Вот ты писала, что я человек настроенья, золотая девочка, в том чудесном своем письме, где столько радостного о мальчике и из которого я впервые об Абельмане услыхал. Если тебе это не близко и ты этого не любишь, что делать мне тогда? Ведь это не то, что я сам, – это больше: это лучшее во мне; то есть это то, что очищает слух и чутье, и делает их отзывчивыми на все подлинное кругом, на все, кроме условности и претензии. Кому и может быть это близко, как не тебе?
Вот я думаю о тебе, не как о той, к которой я тянусь и которую люблю, не как о жене, а просто без зависимости от тебя. Что в тебе главного? То что ты сильно и бесподобно (это источник твоего очарованья) отчеркнута от условности и бесцельного притязанья. Ты отталкиваешься от бережливости и попрошайничанья всех видов всеми неуловимостями своего существа, – кончиком ноги, подбородком, округло угловатой порывистостью своего кокетства (знаешь, когда ты входишь, задорно наклоняясь вбок и смеясь, и вдруг выпрямляясь).

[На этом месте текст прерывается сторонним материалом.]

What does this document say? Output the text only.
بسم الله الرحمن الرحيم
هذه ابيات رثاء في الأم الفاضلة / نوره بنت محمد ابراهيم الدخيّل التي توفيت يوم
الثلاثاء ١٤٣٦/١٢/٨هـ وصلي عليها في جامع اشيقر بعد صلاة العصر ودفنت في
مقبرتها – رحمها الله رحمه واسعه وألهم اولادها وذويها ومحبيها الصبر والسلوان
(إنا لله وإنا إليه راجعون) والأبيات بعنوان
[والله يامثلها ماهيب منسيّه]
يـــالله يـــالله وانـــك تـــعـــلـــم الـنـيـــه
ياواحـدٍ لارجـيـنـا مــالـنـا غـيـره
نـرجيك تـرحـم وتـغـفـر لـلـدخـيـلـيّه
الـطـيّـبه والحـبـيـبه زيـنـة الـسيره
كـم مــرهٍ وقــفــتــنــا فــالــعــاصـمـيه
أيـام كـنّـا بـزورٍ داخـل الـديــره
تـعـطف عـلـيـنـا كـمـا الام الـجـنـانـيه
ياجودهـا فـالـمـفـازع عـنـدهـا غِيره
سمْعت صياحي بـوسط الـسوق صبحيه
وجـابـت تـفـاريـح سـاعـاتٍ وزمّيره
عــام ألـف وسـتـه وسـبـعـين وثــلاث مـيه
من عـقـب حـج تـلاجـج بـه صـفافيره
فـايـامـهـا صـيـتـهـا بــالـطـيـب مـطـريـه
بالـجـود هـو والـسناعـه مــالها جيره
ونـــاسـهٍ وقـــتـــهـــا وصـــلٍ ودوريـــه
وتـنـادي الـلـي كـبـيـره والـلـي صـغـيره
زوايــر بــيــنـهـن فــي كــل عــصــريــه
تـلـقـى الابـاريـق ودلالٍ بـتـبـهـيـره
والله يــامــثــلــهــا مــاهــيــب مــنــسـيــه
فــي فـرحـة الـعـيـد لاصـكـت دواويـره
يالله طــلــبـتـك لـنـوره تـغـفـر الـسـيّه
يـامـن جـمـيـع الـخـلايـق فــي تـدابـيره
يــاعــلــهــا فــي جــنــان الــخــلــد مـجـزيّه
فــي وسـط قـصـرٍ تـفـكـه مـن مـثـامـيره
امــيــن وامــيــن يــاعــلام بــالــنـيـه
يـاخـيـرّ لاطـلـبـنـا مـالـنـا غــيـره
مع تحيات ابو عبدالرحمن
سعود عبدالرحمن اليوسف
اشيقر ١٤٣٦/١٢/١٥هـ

Так вот, оставь мне мои настроенья, мои глаза, которыми я вижу тебя и гляжу, и полюби их, они преданные тебе силы, они не ниже той радости, которую ты доставляешь им, гордясь и любуясь тобою, я радуюсь, что оживаешь ты для меня не так, как живут жены для мужей, – да, да, наконец позвольте мне кое-что знать, – нет, но как последовательно, с детства, круг за кругом оживала и открывалась слуху природа и Бог, и таинственно секретничающая тишина поэзии, то есть та неописуемая тонкость, которая трепещет и в самые безветренные ночи, когда не шелохнется и листок.